Regardless, Madara says that she’s deeply concerned about the availability of funding to female founders, and has been building AthenaFundX precisely because she watched exceptional women with fundable businesses get overlooked – not because their businesses weren’t investment-ready, but because the infrastructure to surface them to the right investors didn’t exist.
“The problem isn’t a shortage of talented women founders. It’s a shortage of the right visibility and vetting infrastructure. The Barclays estimate puts the gender entrepreneurship gap at a £310 billion-opportunity for the UK economy. We’re not just failing women founders, we’re failing ourselves economically,” Madara said.
The AI Gap
In addition to the funding gap itself, others in the tech ecosystem point to structural barriers in AI adoption. An April 2026 report by the Cherie Blair Foundation for Women, which surveyed 3,072 women entrepreneurs across 66 low and middle income countries, found that despite AI use more than doubling from 38% to 82%, AI adoption “remains strongly gendered, even in contexts where access to digital infrastructure and skills is relatively universal.

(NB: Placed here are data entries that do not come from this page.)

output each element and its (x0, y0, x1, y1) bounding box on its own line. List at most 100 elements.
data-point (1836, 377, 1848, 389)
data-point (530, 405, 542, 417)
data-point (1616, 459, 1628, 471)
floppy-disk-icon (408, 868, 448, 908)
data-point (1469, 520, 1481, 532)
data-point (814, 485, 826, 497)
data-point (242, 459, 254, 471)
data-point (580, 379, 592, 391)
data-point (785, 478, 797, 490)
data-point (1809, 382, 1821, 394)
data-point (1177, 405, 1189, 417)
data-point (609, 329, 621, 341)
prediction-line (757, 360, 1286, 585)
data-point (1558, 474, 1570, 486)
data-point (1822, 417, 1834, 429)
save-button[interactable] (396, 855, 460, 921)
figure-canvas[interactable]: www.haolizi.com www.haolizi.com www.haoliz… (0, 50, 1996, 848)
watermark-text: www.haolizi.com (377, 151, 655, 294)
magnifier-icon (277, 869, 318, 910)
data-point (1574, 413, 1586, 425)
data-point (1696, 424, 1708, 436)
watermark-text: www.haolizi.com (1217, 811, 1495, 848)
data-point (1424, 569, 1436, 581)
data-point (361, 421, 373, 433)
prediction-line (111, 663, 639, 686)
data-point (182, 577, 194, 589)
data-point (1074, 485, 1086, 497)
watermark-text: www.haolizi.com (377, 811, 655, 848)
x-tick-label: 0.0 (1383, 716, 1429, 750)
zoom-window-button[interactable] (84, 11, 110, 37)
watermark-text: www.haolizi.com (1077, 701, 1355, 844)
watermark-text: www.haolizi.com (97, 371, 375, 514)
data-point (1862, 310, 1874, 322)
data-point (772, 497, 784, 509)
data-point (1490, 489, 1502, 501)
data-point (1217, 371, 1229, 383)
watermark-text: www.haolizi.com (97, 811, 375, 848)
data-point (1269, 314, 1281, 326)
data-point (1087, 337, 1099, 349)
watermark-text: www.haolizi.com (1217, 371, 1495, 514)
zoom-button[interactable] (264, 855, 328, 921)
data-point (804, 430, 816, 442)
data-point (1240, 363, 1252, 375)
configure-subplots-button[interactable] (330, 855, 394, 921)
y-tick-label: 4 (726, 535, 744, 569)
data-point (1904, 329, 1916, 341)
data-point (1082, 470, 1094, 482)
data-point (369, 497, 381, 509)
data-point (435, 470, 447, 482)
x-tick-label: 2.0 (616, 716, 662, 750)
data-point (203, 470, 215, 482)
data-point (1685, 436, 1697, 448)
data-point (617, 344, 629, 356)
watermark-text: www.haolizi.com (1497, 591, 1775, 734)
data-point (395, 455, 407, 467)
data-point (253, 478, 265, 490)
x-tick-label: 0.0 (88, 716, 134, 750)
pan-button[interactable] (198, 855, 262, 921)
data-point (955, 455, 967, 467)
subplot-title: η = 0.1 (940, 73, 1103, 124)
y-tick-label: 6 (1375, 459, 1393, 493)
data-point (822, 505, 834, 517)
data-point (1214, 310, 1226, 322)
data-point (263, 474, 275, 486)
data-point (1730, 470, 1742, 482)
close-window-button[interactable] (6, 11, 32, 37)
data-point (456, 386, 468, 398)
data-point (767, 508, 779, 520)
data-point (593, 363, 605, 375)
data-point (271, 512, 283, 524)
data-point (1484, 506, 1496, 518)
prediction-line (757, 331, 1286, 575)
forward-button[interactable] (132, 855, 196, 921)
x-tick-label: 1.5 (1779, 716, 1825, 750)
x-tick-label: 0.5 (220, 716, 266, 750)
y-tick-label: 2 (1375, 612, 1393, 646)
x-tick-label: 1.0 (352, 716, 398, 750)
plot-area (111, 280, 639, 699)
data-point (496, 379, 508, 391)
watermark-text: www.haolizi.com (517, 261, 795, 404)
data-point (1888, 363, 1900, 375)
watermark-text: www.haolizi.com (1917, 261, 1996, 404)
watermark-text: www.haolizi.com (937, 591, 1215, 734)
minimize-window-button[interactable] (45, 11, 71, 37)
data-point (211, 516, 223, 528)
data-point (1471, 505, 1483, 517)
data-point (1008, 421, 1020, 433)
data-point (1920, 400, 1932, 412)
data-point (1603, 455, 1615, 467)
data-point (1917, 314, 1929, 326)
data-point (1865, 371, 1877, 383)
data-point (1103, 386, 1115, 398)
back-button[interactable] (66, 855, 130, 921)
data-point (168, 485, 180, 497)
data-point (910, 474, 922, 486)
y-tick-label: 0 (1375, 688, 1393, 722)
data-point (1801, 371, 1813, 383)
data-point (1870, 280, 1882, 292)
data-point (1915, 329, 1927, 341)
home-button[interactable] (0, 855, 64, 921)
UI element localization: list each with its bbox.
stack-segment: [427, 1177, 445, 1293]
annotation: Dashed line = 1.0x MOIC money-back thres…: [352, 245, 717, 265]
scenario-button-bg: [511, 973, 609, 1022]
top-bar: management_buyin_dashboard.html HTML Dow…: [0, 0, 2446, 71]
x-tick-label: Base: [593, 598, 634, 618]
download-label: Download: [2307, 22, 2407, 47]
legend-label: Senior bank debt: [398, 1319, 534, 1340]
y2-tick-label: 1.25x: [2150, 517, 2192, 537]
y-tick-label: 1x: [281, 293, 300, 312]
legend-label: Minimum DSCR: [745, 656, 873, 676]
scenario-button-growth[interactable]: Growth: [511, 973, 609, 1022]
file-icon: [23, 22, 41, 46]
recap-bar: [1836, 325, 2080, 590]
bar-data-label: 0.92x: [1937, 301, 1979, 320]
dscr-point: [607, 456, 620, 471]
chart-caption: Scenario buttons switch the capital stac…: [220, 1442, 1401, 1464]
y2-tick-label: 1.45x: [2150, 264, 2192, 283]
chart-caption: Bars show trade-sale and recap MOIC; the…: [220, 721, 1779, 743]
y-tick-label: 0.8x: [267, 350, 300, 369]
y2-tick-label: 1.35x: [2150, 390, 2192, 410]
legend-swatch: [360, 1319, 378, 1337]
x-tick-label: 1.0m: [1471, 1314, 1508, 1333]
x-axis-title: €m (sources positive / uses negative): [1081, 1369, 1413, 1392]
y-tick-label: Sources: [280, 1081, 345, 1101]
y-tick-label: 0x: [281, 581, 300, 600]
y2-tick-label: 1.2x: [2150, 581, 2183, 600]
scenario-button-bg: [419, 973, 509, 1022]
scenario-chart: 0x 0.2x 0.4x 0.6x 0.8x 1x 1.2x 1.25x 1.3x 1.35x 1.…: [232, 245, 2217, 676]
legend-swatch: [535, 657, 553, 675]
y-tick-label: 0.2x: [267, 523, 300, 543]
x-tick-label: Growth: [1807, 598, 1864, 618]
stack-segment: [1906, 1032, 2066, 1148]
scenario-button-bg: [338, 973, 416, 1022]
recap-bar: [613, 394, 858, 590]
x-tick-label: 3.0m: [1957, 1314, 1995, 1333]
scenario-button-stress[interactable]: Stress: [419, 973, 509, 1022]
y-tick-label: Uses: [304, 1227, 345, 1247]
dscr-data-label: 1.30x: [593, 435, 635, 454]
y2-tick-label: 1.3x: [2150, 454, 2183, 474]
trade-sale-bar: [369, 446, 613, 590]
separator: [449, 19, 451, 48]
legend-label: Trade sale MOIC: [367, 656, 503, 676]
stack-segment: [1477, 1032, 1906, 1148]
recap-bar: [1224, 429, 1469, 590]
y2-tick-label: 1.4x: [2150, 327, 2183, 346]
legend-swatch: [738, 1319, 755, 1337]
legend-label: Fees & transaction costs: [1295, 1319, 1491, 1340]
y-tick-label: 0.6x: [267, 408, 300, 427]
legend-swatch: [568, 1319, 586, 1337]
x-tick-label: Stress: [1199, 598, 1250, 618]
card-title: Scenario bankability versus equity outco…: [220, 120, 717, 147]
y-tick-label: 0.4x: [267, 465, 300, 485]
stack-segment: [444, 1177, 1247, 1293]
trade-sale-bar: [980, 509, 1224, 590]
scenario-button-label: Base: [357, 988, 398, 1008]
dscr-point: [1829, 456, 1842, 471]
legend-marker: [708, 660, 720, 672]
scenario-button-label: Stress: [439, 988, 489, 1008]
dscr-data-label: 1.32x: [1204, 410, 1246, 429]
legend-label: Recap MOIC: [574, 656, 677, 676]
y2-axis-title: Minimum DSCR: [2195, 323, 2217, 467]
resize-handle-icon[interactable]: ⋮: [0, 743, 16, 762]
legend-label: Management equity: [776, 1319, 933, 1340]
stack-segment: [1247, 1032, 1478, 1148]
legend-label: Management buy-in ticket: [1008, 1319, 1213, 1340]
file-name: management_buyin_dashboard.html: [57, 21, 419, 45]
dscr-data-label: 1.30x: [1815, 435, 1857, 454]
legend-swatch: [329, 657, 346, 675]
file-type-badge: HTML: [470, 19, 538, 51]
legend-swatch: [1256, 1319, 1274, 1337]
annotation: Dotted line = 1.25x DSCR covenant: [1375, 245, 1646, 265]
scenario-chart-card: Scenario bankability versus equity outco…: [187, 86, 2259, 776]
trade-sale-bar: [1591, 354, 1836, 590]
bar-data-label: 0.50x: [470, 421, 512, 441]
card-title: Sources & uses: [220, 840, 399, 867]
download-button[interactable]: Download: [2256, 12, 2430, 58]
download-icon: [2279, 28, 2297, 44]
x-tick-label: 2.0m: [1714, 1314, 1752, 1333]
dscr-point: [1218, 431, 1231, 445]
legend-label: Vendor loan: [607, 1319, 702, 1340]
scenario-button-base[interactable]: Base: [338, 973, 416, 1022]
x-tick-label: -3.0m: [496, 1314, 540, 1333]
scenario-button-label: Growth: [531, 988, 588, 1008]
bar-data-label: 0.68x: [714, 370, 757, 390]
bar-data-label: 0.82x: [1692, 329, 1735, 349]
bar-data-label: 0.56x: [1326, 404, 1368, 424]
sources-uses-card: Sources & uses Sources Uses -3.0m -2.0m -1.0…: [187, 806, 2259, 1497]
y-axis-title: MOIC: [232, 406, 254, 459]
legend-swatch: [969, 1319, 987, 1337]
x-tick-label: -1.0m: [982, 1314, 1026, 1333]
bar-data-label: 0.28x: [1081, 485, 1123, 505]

The report also recommended targeted action to address systemic barriers holding women back from adoption – chief among them a lack of skills, confidence, and capacity to experiment – as well as better-designed tools for SMEs.
“Women entrepreneurs across the world face a familiar set of structural barriers: access to finance, networks, markets, skills and time. Even closer to home, in a country with comparatively strong institutions and equality protections, female-led businesses in the UK still receive only around 2% of VC funding,” Rachel Seftel, head of research and impact at the Cherie Blair Foundation for Women, told European Business Magazine.
Seftel notes that AI may create new inequalities not simply in who has access, but in who is able to use it in functions like finance or operations. This means that while women are adopting AI at scale, the gains are uneven.
“This gap illustrates well how the barrier women entrepreneurs face compound. The same structural constraints that affect women’s businesses everyday – limited time, limited capital, less access to skills and training – also shape whether they can integrate AI into the parts of the business where they can benefit the most,” Seftel said.
She adds that there needs to be a lower cost of experimentation with AI, arguing that women are already carrying disproportionate caregiving responsibilities; training opportunities that ignore their time constraints are unlikely to work.
At a policy level, Seftel calls for real action to address structural gender inequalities, including care responsibilities and access to capital.
What Can Be Done?
Increasing access to VC capital is a tall task that the government has aimed to address in the past with initiatives like the Investing in Women Code (IWC), which aims to support women-led businesses.
However, these efforts haven’t fully addressed the issue. Madara says that voluntary commitments are useful but ultimately insufficient.
She argues that a number of things can be done to support female founders, including public funds having enforceable diversity requirements tied to capital allocation.
Madera also noted the importance of fixing the infrastructure layer. More specifically, there is a need to “treat time as infrastructure.”
“We heard this at the Cherie Blair Foundation’s recent launch of [the report] ‘Adopted not Embedded’; women entrepreneurs aren’t failing to adopt AI because of lack of skill or confidence – it’s time poverty. Any intervention that doesn’t account for the disproportionate time burden on women entrepreneurs will underdeliver.”
Women founders are underfunded not solely due to bias but also because of visibility, too, she added. Platforms that identify women-led tech businesses to get them in front of institutional investors are all the more critical.